Monday, November 10, 2008

What Is the Hardest Part of Your Job? Part II

(continued from previous post)

At that time, I was not a father. Nevertheless, I felt horrible seeing that tiny head. From my view, she looked like a little doll.

I stood motionless for a couple of minutes, wondering how I could ever accomplish the simple task to measuring her for height. "How does anyone do this?" I wondered.

After a few deep breaths, I got closer. Without looking directly at her face, I did my best to ascertain a measurement to bring back to the conference room. When I was sure I had a good measure, I could not help it. I looked directly at her face. Though men are not typically known for expressing tenderness, that's all I felt. To see a child lay there lifeless broke my heart.

To-date, I have never forgotten that face.

Somehow we got through the rest of the funeral arrangements with this family. A time and day was agreed upon, and they left to gather additional things we needed.

The child was dressed in a white outfit, which would have been suitable for a First Communion.

One of the most difficult times for a family during a funeral is the first time they get to see their loved one in the casket. This would certainly be no exception. Gently opening the door to let Mrs. Mom in to see her daughter, alongside her parents, was as difficult as the day we sat with them in the conference room. I closed the door behind them, as they walked slowly and defeated to the small casket. They relived the pain at the graveside, when they had to leave her behind for the rest of their earthly lives.

We were with this family a total of five days from the moment we were notified of the death, to the long good-bye at the grave. It was a true test for me. In the end, I did survive.

I had just experienced my official calling.

There's no other way to describe it. I could explain the logistics of how I met that director. I could say that a number of events led me to be in the same insurance educational course as he.

But, to be honest, looking back I have to say I was called to do this work. All events that led me to that first funeral home and what I have been able to do since then confirm it.

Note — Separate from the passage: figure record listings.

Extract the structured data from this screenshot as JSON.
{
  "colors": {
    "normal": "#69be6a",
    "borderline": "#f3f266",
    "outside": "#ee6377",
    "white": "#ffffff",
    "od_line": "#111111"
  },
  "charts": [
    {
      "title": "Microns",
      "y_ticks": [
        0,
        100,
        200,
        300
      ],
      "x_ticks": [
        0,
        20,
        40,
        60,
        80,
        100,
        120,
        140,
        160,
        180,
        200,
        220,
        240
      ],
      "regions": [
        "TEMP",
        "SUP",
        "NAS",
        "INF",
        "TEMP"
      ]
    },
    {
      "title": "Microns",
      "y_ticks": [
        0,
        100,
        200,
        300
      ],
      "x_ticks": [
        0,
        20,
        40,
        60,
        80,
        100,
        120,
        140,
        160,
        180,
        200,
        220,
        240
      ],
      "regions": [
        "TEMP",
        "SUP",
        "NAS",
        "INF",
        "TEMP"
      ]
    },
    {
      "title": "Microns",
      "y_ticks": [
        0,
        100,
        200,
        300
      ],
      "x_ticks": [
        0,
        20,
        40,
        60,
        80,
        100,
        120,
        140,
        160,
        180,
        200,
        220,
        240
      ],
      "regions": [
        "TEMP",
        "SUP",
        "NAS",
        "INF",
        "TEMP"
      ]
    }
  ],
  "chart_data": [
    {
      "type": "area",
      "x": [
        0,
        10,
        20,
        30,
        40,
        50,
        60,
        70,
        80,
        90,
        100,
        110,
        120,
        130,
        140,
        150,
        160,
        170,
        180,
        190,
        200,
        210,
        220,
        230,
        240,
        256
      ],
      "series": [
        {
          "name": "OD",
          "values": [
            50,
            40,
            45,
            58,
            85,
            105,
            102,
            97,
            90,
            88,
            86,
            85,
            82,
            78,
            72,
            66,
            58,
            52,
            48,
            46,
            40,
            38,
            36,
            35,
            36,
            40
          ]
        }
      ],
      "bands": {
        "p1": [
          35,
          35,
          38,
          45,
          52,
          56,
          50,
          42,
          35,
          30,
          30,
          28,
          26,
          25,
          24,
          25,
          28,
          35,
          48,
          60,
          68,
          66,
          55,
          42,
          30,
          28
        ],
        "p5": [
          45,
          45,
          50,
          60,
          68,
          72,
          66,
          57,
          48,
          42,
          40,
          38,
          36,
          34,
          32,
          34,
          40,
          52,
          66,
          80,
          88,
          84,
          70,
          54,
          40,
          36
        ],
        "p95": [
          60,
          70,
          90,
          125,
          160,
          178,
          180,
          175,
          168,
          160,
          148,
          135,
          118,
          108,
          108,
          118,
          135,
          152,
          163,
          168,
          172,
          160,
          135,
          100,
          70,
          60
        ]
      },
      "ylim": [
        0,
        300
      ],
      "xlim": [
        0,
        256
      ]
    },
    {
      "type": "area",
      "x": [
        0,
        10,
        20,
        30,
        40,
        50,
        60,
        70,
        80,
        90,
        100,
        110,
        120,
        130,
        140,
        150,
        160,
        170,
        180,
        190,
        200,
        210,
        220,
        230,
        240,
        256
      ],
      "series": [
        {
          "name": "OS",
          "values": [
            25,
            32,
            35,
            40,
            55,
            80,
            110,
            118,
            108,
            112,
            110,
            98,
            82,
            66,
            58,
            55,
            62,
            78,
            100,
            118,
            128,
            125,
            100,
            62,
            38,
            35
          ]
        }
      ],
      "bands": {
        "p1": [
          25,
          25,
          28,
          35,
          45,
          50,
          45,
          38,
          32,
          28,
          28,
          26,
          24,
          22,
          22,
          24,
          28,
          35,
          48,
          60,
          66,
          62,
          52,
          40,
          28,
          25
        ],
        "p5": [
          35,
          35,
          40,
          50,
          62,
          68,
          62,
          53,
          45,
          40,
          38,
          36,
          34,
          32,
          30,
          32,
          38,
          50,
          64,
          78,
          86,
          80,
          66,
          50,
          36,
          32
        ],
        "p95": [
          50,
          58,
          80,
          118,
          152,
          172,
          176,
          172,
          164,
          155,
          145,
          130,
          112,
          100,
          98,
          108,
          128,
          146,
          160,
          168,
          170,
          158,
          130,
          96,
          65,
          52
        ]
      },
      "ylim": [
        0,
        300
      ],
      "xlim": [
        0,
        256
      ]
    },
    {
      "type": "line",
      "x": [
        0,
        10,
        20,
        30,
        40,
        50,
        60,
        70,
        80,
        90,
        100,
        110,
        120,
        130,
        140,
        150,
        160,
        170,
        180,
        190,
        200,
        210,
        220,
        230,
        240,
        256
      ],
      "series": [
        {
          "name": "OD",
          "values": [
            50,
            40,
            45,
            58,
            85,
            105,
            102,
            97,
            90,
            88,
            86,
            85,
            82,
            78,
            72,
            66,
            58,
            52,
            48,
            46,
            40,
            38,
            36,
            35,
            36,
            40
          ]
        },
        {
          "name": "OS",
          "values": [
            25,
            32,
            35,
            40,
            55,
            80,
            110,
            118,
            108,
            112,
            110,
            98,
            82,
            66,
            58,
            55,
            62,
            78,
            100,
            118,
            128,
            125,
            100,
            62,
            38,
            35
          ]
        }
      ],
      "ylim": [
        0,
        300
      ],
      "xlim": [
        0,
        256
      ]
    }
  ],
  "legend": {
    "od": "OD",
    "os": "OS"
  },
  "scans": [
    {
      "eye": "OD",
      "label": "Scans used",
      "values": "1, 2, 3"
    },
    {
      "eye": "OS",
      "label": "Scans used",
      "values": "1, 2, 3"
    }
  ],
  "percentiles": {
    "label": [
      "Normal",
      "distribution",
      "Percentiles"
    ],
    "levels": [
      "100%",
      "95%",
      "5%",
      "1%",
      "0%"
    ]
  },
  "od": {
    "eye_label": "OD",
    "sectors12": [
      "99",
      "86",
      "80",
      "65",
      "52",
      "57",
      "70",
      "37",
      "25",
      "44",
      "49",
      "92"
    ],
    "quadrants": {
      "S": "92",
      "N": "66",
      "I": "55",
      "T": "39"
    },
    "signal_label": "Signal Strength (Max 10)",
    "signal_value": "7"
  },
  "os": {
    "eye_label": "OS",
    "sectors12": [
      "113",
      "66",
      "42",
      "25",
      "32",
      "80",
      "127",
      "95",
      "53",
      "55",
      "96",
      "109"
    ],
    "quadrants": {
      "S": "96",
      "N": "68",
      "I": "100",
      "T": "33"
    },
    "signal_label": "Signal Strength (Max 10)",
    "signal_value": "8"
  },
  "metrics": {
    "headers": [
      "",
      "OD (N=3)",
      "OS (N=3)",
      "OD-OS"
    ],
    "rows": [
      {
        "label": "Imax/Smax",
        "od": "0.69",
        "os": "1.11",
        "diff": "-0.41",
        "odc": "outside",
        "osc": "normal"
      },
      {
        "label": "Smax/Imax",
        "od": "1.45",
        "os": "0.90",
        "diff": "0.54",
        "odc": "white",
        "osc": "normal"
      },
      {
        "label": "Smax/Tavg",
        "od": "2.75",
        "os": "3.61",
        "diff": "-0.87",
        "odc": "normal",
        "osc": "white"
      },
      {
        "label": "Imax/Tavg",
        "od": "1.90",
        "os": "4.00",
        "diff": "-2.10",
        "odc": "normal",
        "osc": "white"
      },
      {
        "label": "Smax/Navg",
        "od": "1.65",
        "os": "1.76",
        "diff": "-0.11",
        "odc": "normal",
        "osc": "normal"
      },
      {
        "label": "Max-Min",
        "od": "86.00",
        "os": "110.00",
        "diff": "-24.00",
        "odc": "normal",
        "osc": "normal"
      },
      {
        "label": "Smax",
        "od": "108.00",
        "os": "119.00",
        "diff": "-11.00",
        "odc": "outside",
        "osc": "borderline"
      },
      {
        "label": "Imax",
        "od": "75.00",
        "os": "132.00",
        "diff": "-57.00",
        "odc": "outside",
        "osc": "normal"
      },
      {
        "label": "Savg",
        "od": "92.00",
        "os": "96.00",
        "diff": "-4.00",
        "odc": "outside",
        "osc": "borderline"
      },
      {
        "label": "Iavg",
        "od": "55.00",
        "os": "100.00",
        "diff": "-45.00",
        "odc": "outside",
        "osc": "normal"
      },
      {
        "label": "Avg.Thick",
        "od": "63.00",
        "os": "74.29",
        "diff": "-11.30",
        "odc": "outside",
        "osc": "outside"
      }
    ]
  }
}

It was not easy to evolve into a persona that allows me to serve families in the darkest hour. There's so much speculation and fictitious stories about what happens in funeral homes, that overcoming those insecurities -- in the beginning -- was very trying, to say the least. As opposed to popular belief, most funeral directors don't get into the field with some morbid lust. If you ask any funeral director, "Why?" most will have tales of a previous experience in their family with a funeral home; being associated or part of a family that owns a funeral home; or as a second career (which I had a lot of in my mortuary school class). Yes, there are bad apples, but I'm confident they are the minority.

My family was initially devastated. Being Mexican American, I heard a lot of superstition associated with death. My immediate family -- my wife -- was nervous, but she'll tell you "she saw it coming."

I was actually relieved, as I progressed in the field, most of it -- superstition, urban legends, folk tales, et al -- are just not true. The dead are at rest.

A year after the first case involving two-year-old, I enrolled in mortuary school. Because I had a psychology major in college previously, I was able to get through it fairly easily and promptly. I entered my internship in 1998, and it would be then that my second difficult test came.

One Wednesday morning, I got a call at 2:30. It was my brother and he said, "Grandpa has died. The family wants you to take care of all his arrangements."

At the age of 25, the care of my family's patriarch was laid on my hands. He had been ill for some time, and we knew this day would come. My wife booked the first flight to El Paso. I put on my suit and headed to home.

I had instructed the funeral home in El Paso I would embalm him myself. As I drank my coffee on the plane, I kept asking in silence, "Can I do this?"

I arrived at the house late that Wednesday morning. The entire family was there. After greeting my parents and siblings, my grandmother literally collpased in my arms. She began to sob and there was not a dry eye in the house.

For the first time in my life, I was the man in charge of the family. All the men, including the senior members of my family, followed my lead.

Pressure? Yes. And incredible amount, but the experience elevated my confidence more than ever.

I headed to the funeral home. I entered the preparation room and could see my grandfather's face from a sideview. It was then, and only then, I broke down and cried. I held it in front of the family so they would know I could make take care of this.

The embalmer assigned to help me that day walked in the room. A former master sergeant of the U.S. Marine Corps, he put his arm around me and gripped my shoulder firmly. With a deep voice and determined look he asked, "Son, are you sure you want to do this?"

**I'm writing this as a multi-part series. I really feel strongly about what I do, and giving a detailed narrative of my first official case may express that to you. I have worked very hard to control my emotions with families I meet and have met since that dreadful day in October. I do that because when a family calls on me to help, my priority is guiding them respectfully, honorably and effectively through the worst day of their lives.